In this thesis, I have developed an innovative methodology, called "pan-genome" in order to take into account all single nucleotide polymorphisms within a considered set of Salmonella genomes, including the accessory and coregenome from coding and non-coding DNA fragments. In addition to have demonstrated that my developments allowed the inference of a phylogenomic tree in agreement with the epidemiological data through several datasets (Salmonella Typhimurium and its monophasic variant, Escherichia coli and Neisseria meningitidis), this work also revealed that the pangenomic inference produced new reconciliations between strains compared to the coregenome-based inference. These developments provided a pangenomic method with a higher discriminatory power than the usual methods based on core or accessory genomes, and consequently brought a potential solution for the improvement of outbreak investigations.

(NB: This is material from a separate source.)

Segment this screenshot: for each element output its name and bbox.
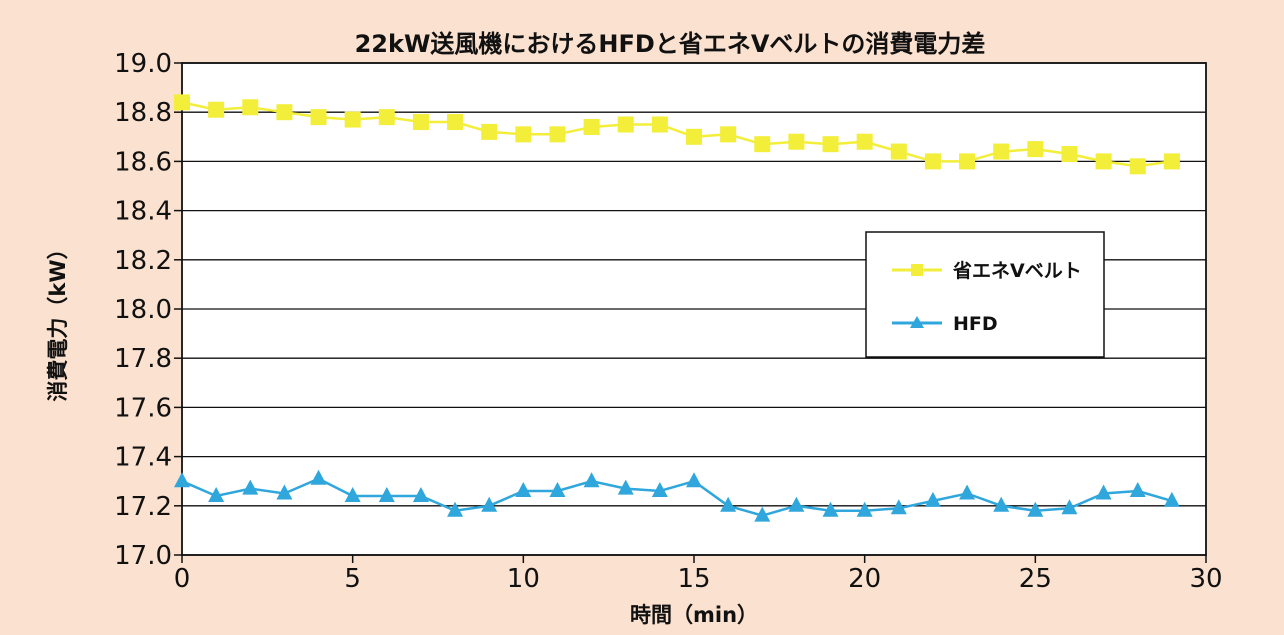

In addition, I studied in detail genomes to detect firstly host markers, and secondly geographical markers, on the French and global scales. I demonstrated that genomic clusters are harbored by Salmonella Mbandaka isolated from poultry and cattle. For Salmonella Typhimurium and its monophasic variant, I observed an absence of geographical distinction of strains isolated from pig herds, and that a single genomic profile was found dispersed in France, while a geographical segregation worldwide was observed.
Overall this research provided a solid overview of the genomic of Salmonella Mbandaka, Typhimurium and its monophasic variant in dairy and pig and pork food sectors, and a pangenomic method to bring further resolution in future bacterial epidemiological investigations.